Stefan Cassella, deputy chief for legal policy for the Justice Department's
asset forfeiture and money laundering section, said that while the Patriot
Act's primary focus was on terrorism, lawmakers were aware it contained
provisions that had been on prosecutors' wish lists for years and would be
used in a wide variety of cases.
In one case prosecuted this year, investigators used a provision of the
Patriot Act to recover $4.5 million from a group of telemarketers accused
of tricking elderly U.S. citizens into thinking they had won the Canadian
lottery. Prosecutors said the defendants told victims they would receive
their prize as soon as they paid thousands of dollars in income tax on
their winnings.
Before the anti-terrorism act, U.S. officials would have had to use
international treaties and appeal for help from foreign governments to
retrieve the cash, deposited in banks in Jordan and Israel. Now, they
simply seized it from assets held by those banks in the United States.
The complaint that anti-terrorism legislation is being used to go after
people who aren't terrorists is just the latest in a string of criticisms.
More than 150 local governments have passed resolutions opposing the law as
an overly broad threat to constitutional rights.
Critics also say the government has gone too far in charging three U.S.
citizens as enemy combatants, a power presidents wield during wartime that
is not part of the Patriot Act. The government can detain such individuals
indefinitely without allowing them access to a lawyer.
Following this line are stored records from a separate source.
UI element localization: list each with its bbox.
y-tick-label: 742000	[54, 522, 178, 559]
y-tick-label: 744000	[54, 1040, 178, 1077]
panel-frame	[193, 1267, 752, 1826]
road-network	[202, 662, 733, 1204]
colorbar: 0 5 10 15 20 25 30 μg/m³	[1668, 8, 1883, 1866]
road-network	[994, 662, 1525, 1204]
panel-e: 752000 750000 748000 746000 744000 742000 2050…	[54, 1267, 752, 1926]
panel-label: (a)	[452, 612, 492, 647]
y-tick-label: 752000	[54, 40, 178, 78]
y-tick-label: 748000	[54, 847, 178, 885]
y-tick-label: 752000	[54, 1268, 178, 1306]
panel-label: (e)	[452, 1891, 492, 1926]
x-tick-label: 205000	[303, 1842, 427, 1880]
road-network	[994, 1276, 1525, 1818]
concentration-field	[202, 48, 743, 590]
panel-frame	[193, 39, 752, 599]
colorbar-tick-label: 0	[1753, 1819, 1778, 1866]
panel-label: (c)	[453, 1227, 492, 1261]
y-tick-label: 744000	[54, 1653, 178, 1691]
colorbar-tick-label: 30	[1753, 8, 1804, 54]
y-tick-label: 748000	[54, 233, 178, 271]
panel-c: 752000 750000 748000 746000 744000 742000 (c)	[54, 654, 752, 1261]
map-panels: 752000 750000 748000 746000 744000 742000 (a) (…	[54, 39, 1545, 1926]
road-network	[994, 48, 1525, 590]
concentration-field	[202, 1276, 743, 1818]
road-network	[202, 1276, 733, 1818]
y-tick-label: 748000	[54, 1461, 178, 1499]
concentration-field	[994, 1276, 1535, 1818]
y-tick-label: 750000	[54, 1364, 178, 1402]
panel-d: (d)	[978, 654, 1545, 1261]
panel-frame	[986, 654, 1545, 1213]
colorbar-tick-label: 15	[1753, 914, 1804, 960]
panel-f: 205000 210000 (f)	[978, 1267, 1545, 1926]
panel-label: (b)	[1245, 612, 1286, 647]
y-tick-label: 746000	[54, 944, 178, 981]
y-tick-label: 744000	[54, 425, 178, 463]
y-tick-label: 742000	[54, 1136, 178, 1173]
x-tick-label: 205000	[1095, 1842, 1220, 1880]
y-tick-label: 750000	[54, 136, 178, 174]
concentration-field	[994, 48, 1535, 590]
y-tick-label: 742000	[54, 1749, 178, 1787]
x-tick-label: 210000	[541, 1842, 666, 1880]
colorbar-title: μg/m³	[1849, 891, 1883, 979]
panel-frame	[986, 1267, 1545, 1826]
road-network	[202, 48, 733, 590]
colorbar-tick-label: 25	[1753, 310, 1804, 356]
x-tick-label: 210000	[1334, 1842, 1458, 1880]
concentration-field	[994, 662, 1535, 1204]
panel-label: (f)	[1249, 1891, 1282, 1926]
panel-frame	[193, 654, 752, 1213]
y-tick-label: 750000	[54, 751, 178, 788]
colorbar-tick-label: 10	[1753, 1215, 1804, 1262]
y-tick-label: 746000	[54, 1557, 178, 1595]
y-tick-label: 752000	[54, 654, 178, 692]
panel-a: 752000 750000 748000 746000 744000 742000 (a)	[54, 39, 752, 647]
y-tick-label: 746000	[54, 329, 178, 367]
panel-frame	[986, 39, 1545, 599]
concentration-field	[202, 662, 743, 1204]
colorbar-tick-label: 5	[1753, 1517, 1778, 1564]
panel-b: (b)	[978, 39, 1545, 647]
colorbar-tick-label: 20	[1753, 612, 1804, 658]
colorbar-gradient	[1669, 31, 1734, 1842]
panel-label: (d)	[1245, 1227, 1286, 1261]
Some of the restrictions on government surveillance that were erased by the
Patriot Act had been enacted after past abuses -- including efforts by the
FBI to spy on civil rights leaders and anti-war demonstrators during the
Cold War. Tim Lynch, director of the Project on Criminal Justice at the
Cato Institute, a libertarian think tank, said it isn't far fetched to
believe that the government might overstep its bounds again. "I don't think
that those are frivolous fears," Lynch said. "We've already heard stories
of local police chiefs creating files on people who have protested the
(Iraq) war ... The government is constantly trying to expand its
jurisdictions, and it needs to be watched very, very closely."